井の頭線いつからアジサイ有名に? イメージアップだけじゃない「植えた目的」
京王井の頭線の線路沿いで、アジサイが見ごろを迎えています。実は同線がこうした“花の路線”になったのは近年のこと。アジサイはある意図をもって植えられたものでした。
いまこそぶらり途中下車したい井の頭線
2022年6月現在、京王井の頭線で線路端のアジサイが見ごろを迎えています。京王電鉄もアジサイをデザインしたヘッドマークを列車に掲出するなどPR。平坦な区間だけでなく、車窓から家々が見えづらくなる堀割の区間も、斜面にアジサイが大輪の花を咲かせています。

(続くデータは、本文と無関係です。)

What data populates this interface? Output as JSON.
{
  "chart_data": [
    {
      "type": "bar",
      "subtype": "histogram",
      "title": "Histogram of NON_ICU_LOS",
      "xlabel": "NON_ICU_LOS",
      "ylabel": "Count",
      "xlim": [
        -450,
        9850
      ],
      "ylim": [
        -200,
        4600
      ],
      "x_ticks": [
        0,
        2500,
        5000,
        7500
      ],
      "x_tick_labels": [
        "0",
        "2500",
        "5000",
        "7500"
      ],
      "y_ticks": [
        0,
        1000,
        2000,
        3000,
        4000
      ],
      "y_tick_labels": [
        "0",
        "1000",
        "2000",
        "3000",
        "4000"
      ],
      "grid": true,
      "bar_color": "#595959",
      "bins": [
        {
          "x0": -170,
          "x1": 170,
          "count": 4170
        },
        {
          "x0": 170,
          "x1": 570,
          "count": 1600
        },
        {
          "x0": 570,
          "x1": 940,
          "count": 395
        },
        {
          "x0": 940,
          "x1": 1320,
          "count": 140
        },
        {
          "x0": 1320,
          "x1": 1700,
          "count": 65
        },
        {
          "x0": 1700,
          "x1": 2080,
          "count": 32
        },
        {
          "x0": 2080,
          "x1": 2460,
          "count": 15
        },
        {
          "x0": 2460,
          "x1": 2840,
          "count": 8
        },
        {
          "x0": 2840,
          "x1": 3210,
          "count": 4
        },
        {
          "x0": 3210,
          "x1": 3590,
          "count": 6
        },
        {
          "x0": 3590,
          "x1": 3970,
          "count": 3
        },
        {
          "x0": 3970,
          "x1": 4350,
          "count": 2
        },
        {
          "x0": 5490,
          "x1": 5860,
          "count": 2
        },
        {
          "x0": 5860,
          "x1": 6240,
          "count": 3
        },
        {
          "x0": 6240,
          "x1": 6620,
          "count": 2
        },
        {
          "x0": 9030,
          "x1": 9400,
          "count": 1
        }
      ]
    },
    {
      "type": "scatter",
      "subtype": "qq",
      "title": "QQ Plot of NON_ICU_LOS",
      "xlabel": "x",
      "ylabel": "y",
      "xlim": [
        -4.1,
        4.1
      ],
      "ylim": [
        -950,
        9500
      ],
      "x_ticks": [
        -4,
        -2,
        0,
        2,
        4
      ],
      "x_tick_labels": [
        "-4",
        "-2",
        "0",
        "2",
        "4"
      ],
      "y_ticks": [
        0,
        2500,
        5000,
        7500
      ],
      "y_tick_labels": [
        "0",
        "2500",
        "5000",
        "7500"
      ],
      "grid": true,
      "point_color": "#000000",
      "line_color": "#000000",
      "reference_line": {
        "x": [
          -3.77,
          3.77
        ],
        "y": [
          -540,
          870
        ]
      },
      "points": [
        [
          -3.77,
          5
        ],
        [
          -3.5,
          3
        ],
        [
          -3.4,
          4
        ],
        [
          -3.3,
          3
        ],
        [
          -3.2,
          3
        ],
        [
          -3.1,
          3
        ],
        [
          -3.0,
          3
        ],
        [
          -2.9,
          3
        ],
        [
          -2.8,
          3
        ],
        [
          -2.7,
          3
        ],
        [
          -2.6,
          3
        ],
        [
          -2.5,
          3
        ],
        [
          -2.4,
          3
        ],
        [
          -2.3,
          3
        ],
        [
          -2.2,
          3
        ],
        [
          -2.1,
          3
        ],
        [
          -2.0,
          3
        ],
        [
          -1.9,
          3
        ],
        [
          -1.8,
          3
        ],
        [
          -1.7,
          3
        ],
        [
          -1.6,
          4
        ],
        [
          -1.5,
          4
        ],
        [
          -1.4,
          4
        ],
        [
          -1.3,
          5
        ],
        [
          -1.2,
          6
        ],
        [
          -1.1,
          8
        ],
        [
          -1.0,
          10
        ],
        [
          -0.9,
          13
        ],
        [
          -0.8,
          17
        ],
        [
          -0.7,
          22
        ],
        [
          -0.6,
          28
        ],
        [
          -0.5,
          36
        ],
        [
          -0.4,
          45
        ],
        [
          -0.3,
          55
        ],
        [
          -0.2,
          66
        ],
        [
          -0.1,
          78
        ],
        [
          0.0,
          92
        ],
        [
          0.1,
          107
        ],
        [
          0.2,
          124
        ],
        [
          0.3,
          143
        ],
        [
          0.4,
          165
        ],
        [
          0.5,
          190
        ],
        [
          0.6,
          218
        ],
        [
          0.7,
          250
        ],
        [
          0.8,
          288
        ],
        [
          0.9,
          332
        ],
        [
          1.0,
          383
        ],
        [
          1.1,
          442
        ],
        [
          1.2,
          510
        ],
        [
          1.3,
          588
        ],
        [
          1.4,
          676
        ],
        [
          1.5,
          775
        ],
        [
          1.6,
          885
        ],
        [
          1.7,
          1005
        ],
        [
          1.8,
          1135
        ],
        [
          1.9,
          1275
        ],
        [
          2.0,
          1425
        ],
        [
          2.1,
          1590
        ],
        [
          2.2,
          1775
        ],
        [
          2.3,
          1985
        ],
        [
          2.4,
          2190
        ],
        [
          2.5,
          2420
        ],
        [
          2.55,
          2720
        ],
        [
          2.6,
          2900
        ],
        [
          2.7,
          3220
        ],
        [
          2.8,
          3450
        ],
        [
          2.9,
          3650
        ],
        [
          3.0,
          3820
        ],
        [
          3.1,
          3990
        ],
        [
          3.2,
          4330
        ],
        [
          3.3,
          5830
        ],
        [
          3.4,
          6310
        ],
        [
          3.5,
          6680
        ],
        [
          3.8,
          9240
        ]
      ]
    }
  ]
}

ただ、「昔は他の線区の斜面と同じく、草の生えた土構造物」でしたと京王電鉄は話します。いまの風景は、1990(平成2)年から線路端にアジサイやサザンカ、ツツジといった植物を植えてきた結果だそう。
その目的は、乗客の目を楽しませるだけでなく、雨による斜面の崩壊を防止するためだそう。これら植物は根を広く張るためです。
「環境対策と沿線のイメージアップを兼ねて植栽を行ってきました。おおよそ10年くらいで現在のように育ちましたが、その後もメンテナンスを行っています」(京王電鉄)。現在、沿線のアジサイはおおよそ2万4000株に上るそうです。
井の頭線は昭和初期の開業。東京の私鉄でも後のほうにできた路線で、主要道路と立体交差するため、築堤や掘割の区間が多いのが特徴です。その斜面を保護するアジサイで彩られた車窓は、ある意味、井の頭線ならではの特徴のひとつといえるかもしれません。
ちなみに、鎌倉などもアジサイで有名ですが、これも、斜面の崩壊を防止する目的で植えられたものといわれています。鉄道では、山岳区間をゆく箱根登山鉄道なども、アジサイが見事な路線として知られます。